An Option Pack Workflow approver is defined at the value level. For a specific process, the new values added are checked against the approvers' configuration, and each results in an approver if necessary. New values are those that are now in the triggering attribute and do not yet exist in the target attribute (before the change).

A triggering attribute starts a workflow process and the target attribute starts the approver selection. For example, if attribute RACF group is defined as a triggering attribute and there is a change in RACF group for a selected user, a defined workflow process starts.

During the approval chain, an approver may reject some of the groups requested. The target attribute will hold the accumulated approved values until the chain of approval completes.

Example

There is an Active Directory group approval process configured. The ADGroups attribute is both the trigger and the target. Two new groups are added to the user.

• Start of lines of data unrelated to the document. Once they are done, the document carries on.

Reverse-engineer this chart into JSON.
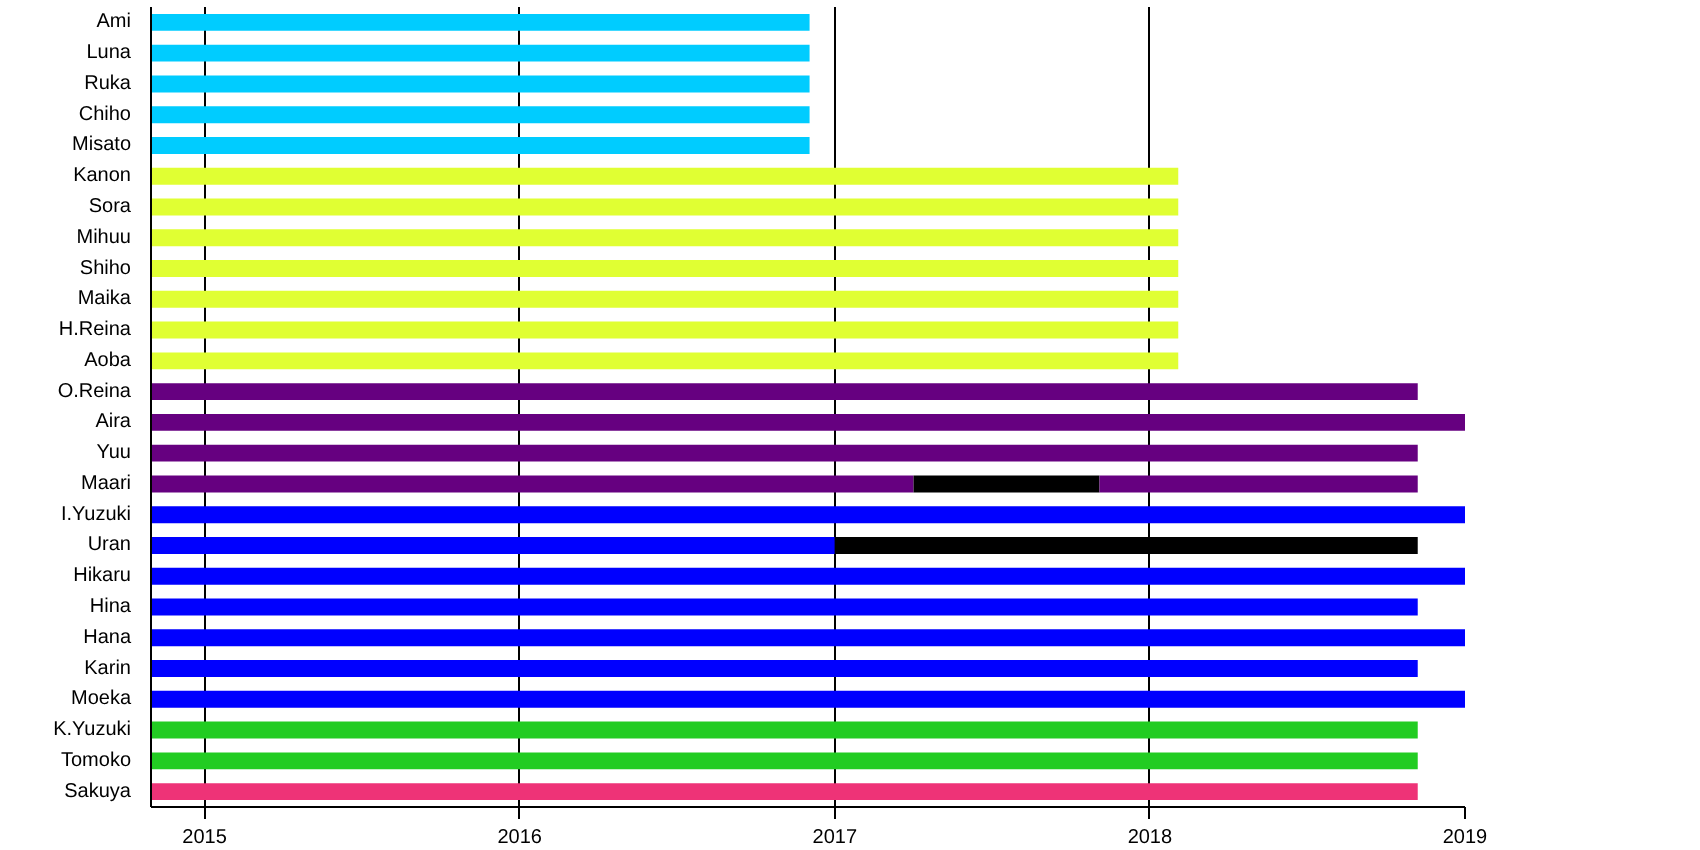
{
  "chart_data": {
    "type": "bar",
    "orientation": "horizontal",
    "categories": [
      "Ami",
      "Luna",
      "Ruka",
      "Chiho",
      "Misato",
      "Kanon",
      "Sora",
      "Mihuu",
      "Shiho",
      "Maika",
      "H.Reina",
      "Aoba",
      "O.Reina",
      "Aira",
      "Yuu",
      "Maari",
      "I.Yuzuki",
      "Uran",
      "Hikaru",
      "Hina",
      "Hana",
      "Karin",
      "Moeka",
      "K.Yuzuki",
      "Tomoko",
      "Sakuya"
    ],
    "series": [
      {
        "colors": [
          "#00ccff",
          "#00ccff",
          "#00ccff",
          "#00ccff",
          "#00ccff",
          "#e0ff33",
          "#e0ff33",
          "#e0ff33",
          "#e0ff33",
          "#e0ff33",
          "#e0ff33",
          "#e0ff33",
          "#660080",
          "#660080",
          "#660080",
          "#660080",
          "#0000ff",
          "#0000ff",
          "#0000ff",
          "#0000ff",
          "#0000ff",
          "#0000ff",
          "#0000ff",
          "#22cc22",
          "#22cc22",
          "#ee3377"
        ],
        "base": [
          2014.83,
          2014.83,
          2014.83,
          2014.83,
          2014.83,
          2014.83,
          2014.83,
          2014.83,
          2014.83,
          2014.83,
          2014.83,
          2014.83,
          2014.83,
          2014.83,
          2014.83,
          2014.83,
          2014.83,
          2014.83,
          2014.83,
          2014.83,
          2014.83,
          2014.83,
          2014.83,
          2014.83,
          2014.83,
          2014.83
        ],
        "values": [
          2.09,
          2.09,
          2.09,
          2.09,
          2.09,
          3.26,
          3.26,
          3.26,
          3.26,
          3.26,
          3.26,
          3.26,
          4.02,
          4.17,
          4.02,
          2.42,
          4.17,
          2.17,
          4.17,
          4.02,
          4.17,
          4.02,
          4.17,
          4.02,
          4.02,
          4.02
        ]
      },
      {
        "color": "#000000",
        "base": [
          null,
          null,
          null,
          null,
          null,
          null,
          null,
          null,
          null,
          null,
          null,
          null,
          null,
          null,
          null,
          2017.25,
          null,
          2017.0,
          null,
          null,
          null,
          null,
          null,
          null,
          null,
          null
        ],
        "values": [
          null,
          null,
          null,
          null,
          null,
          null,
          null,
          null,
          null,
          null,
          null,
          null,
          null,
          null,
          null,
          0.59,
          null,
          1.85,
          null,
          null,
          null,
          null,
          null,
          null,
          null,
          null
        ]
      },
      {
        "colors": [
          null,
          null,
          null,
          null,
          null,
          null,
          null,
          null,
          null,
          null,
          null,
          null,
          null,
          null,
          null,
          "#660080",
          null,
          null,
          null,
          null,
          null,
          null,
          null,
          null,
          null,
          null
        ],
        "base": [
          null,
          null,
          null,
          null,
          null,
          null,
          null,
          null,
          null,
          null,
          null,
          null,
          null,
          null,
          null,
          2017.84,
          null,
          null,
          null,
          null,
          null,
          null,
          null,
          null,
          null,
          null
        ],
        "values": [
          null,
          null,
          null,
          null,
          null,
          null,
          null,
          null,
          null,
          null,
          null,
          null,
          null,
          null,
          null,
          1.01,
          null,
          null,
          null,
          null,
          null,
          null,
          null,
          null,
          null,
          null
        ]
      }
    ],
    "xlim": [
      2014.83,
      2019
    ],
    "xticks": [
      2015,
      2016,
      2017,
      2018,
      2019
    ],
    "grid": "x"
  }
}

These groups are now in the trigger (ADGroups attribute) which starts the workflow process, but are not in the target (ADGroups again, before the change). Therefore, these two new groups are recognized as new values, and are checked against the approvers' configuration.

Example

There is a logical attribute to which new Active Directory group values are added. This is the trigger to the Active Directory workflow process. The target is the ADGroups attribute, which is synchronized with the endpoints. Adding two groups to the logical attribute will cause the workflow to trigger. Those groups may or may not already exist in the ADGroups physical attribute, so only those that did not exist are checked.